At the conference in Cambridge, however, the instructors, especially legal mediation pioneer Gary Friedman and Harvard Law School Professor Robert Mnoookin, challenged us to bring the parties and their counsel together in one place to mediate disputes. According to this view, joint sessions, unlike caucuses, give each of the parties and counsel the chance to understand directly the other side’s view of the controversy and what is needed to resolve it. They may find common ground as to facts or legal conclusions that, in turn, propels them toward a resolution. For example, meeting in joint session may help parties in a Title VII lawsuit determine what (if any) working conditions would make reinstatement a viable option. Or, in a dispute in which two managers are in a turf batter in their organizations but will have to work together when it ends, empowering them to resolve their dispute in joint session may help create momentum to begin building or rebuilding trust and forging a durable solution to their conflict. A third example is the rare (though not unheard-of) conflict in which an apology by one party can seal the deal end the litigation.  

Another alternative is the use of both caucuses and joint sessions at different points during the mediation. For example, even if the parties are averse to being in the same room together during most or all of the mediation, it may be advantageous for their lawyers to meet together at length at the beginning of the mediation. At such a joint session, the mediator can help the lawyers establish a shared set of ground rules. They may be able to limit negotiations to avoid wasting time on matters on which the parties agree in a case (e.g., that front pay will be minimal at best because the employee became re-employed during the litigation) or are unlikely to agree (e.g., whether a defendant that lost a motion for summary judgment will prevail on liability at trial). On the other hand, such discussions in joint session may broaden the scope of negotiations, which may create fertile ground for settlement.

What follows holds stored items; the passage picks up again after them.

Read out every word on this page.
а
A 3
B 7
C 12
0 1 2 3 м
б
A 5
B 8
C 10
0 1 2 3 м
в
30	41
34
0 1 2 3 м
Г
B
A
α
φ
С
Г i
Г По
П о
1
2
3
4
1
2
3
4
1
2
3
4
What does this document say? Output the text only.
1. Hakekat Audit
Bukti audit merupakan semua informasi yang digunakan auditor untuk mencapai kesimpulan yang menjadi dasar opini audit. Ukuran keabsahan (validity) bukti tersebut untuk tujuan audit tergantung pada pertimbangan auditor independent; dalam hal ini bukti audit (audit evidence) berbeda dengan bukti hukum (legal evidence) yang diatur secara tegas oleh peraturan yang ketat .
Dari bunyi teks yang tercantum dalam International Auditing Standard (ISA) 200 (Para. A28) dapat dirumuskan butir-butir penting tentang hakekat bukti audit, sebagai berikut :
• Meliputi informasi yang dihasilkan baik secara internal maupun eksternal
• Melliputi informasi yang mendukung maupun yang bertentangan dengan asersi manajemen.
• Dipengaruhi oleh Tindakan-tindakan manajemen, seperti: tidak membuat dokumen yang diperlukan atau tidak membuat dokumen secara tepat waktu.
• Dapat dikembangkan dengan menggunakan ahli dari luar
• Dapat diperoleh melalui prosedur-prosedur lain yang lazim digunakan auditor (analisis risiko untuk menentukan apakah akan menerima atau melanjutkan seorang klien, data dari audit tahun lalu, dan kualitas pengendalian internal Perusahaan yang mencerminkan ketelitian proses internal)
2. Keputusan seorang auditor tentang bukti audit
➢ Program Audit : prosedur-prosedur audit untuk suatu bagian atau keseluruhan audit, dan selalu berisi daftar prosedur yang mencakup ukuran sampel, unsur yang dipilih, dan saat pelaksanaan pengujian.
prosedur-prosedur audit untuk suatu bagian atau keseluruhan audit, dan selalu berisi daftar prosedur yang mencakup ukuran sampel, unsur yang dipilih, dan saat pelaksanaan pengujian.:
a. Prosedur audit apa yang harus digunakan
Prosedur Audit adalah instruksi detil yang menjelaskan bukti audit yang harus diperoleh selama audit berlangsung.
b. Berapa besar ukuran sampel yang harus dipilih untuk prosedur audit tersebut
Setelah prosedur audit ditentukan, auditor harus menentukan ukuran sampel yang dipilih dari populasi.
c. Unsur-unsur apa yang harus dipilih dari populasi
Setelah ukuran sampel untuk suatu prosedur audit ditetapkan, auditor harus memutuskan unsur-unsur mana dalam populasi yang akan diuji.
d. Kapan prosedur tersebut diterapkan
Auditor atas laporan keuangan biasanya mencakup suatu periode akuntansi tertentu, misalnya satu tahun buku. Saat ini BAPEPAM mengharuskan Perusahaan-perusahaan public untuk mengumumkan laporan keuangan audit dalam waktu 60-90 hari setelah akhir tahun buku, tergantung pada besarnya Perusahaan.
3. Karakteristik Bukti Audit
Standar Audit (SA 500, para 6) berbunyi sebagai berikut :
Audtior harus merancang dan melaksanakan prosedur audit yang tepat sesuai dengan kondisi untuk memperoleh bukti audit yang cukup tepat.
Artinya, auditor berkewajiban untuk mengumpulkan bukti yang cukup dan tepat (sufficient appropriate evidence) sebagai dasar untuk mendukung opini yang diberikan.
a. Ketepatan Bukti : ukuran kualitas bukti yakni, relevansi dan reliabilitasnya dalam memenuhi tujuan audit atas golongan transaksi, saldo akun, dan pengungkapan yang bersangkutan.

To be sure, joint mediation sessions are not always workable or desirable in resolving employment disputes. But the reflexive choice to rely solely on caucuses may impede rather than facilitate settlement. Conflicting parties, their lawyers, and their mediators should consider carefully whether use of joint sessions, alone or in conjunction with caucuses, are likely to create the value that the parties need to settle their dispute.